The course will comprise 8 lectures, 1 workshop, and 1 tutorial
One 60 minute exam on the lectured content. (75%)
Additionally, students will write a short (ca 2000 word) essay assessing the use of a molecular probe in the current chemical biology literature and proposing alternatives (25%).
Main Assessment In: April/May
To introduce current chemical tools for elucidating biological processes so their utility in biomedical discoveries can be understood and new molecular probes can be designed.

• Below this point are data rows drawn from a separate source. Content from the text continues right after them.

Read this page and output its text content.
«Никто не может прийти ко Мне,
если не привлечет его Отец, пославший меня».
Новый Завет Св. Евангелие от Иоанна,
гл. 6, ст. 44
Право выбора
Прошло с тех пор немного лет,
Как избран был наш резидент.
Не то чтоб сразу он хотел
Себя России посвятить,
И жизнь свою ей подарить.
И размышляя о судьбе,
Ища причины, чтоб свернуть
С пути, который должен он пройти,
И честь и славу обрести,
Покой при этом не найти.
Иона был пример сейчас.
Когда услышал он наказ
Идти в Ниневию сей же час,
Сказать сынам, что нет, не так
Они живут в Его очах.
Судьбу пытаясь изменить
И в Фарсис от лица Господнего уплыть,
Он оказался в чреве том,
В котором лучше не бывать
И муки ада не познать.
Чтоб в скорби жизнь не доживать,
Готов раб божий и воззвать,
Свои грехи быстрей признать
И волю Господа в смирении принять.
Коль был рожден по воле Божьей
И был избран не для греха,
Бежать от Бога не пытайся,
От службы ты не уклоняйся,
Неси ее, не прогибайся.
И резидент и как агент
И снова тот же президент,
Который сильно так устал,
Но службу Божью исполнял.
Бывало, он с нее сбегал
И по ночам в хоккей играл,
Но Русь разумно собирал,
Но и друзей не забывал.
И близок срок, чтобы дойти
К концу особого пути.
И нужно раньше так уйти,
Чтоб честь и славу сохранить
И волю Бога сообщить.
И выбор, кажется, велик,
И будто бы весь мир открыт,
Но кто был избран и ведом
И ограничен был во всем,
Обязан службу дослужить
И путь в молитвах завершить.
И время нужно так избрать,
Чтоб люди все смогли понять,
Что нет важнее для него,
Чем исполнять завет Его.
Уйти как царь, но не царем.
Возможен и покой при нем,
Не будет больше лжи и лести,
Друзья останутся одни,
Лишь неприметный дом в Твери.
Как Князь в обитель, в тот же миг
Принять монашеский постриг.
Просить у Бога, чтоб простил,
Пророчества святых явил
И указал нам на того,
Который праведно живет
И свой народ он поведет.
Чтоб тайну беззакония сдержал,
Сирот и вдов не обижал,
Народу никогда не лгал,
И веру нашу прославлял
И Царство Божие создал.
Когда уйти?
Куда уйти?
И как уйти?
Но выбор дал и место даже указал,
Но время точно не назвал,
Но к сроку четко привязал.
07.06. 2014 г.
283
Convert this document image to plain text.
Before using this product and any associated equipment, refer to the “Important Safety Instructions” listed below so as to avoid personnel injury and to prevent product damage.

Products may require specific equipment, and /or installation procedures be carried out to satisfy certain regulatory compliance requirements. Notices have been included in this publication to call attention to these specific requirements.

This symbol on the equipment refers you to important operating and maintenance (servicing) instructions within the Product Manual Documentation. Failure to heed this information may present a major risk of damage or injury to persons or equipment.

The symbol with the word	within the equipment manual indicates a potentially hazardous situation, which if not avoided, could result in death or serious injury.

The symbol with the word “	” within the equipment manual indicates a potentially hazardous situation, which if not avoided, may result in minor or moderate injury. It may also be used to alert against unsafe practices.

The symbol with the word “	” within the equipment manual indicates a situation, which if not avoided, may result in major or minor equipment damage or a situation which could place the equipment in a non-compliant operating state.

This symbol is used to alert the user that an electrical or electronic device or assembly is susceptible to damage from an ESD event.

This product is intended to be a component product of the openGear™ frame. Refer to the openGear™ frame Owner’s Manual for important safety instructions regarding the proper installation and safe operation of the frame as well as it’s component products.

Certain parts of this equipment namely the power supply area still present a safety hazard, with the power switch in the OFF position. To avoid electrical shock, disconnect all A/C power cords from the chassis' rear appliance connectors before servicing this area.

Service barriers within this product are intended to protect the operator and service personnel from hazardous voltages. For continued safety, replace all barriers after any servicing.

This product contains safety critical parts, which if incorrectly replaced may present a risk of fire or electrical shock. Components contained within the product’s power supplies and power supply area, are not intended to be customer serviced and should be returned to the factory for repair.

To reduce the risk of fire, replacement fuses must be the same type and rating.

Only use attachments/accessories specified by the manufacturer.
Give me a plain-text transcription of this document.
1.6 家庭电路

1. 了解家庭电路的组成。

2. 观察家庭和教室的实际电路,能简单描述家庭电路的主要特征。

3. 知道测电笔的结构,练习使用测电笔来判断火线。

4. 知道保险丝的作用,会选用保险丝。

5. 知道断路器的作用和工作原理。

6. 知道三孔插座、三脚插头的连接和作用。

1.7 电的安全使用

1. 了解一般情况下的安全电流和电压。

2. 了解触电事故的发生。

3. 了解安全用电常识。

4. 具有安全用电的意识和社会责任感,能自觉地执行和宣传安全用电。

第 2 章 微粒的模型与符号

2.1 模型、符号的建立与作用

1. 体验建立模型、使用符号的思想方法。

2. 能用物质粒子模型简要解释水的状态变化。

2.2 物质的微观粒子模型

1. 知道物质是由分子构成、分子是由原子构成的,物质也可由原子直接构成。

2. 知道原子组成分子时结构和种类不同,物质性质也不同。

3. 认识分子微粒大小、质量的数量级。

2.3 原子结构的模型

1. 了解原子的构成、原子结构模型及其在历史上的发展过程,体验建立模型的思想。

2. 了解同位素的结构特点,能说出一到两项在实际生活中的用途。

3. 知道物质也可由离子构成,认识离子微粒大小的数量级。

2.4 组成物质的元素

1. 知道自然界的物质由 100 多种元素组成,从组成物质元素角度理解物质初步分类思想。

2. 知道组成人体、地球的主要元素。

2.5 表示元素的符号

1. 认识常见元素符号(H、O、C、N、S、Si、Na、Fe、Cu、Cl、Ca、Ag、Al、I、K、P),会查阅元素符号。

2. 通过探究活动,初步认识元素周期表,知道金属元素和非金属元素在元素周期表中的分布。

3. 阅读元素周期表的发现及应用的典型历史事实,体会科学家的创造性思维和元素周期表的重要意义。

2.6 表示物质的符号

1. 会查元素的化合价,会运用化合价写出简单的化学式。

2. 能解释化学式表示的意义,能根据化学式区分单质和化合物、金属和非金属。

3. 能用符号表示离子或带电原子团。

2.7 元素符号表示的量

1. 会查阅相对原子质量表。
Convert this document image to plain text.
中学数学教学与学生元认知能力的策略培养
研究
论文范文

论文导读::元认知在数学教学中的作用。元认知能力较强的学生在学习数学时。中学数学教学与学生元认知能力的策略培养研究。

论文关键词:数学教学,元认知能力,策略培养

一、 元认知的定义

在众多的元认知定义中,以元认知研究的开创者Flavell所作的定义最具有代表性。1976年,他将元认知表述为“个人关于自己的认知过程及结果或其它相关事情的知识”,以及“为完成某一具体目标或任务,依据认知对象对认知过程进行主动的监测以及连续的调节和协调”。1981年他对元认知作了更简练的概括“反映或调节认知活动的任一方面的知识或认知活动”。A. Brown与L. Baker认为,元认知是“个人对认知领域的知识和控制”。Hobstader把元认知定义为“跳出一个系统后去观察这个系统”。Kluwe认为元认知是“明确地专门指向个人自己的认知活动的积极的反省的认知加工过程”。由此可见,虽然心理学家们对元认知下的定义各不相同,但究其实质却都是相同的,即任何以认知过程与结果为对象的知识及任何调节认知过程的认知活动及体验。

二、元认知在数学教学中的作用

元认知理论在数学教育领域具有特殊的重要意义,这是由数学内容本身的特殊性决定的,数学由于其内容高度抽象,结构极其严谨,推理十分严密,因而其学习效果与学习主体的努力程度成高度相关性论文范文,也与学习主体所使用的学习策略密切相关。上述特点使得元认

Intended Learning Outcomes of Course
By the end of this course students will be able to:
1. Critically evaluate the structures and mechanisms of bioconjugation reactions, tagging, labelling, and pull down technologies.
2. Critically evaluate methods of sensing biological molecules and processes.
3. Critically evaluate structures, mechanisms, and uses of photoactivatable groups
4. Critically appraise the chemical structures used for intracellular targeting and delivery
5. Critically evaluate probes for biological targets and/or processes.
Minimum Requirement for Award of Credits
Students must submit at least 75% by weight of the components (including examinations) of the course's summative assessment.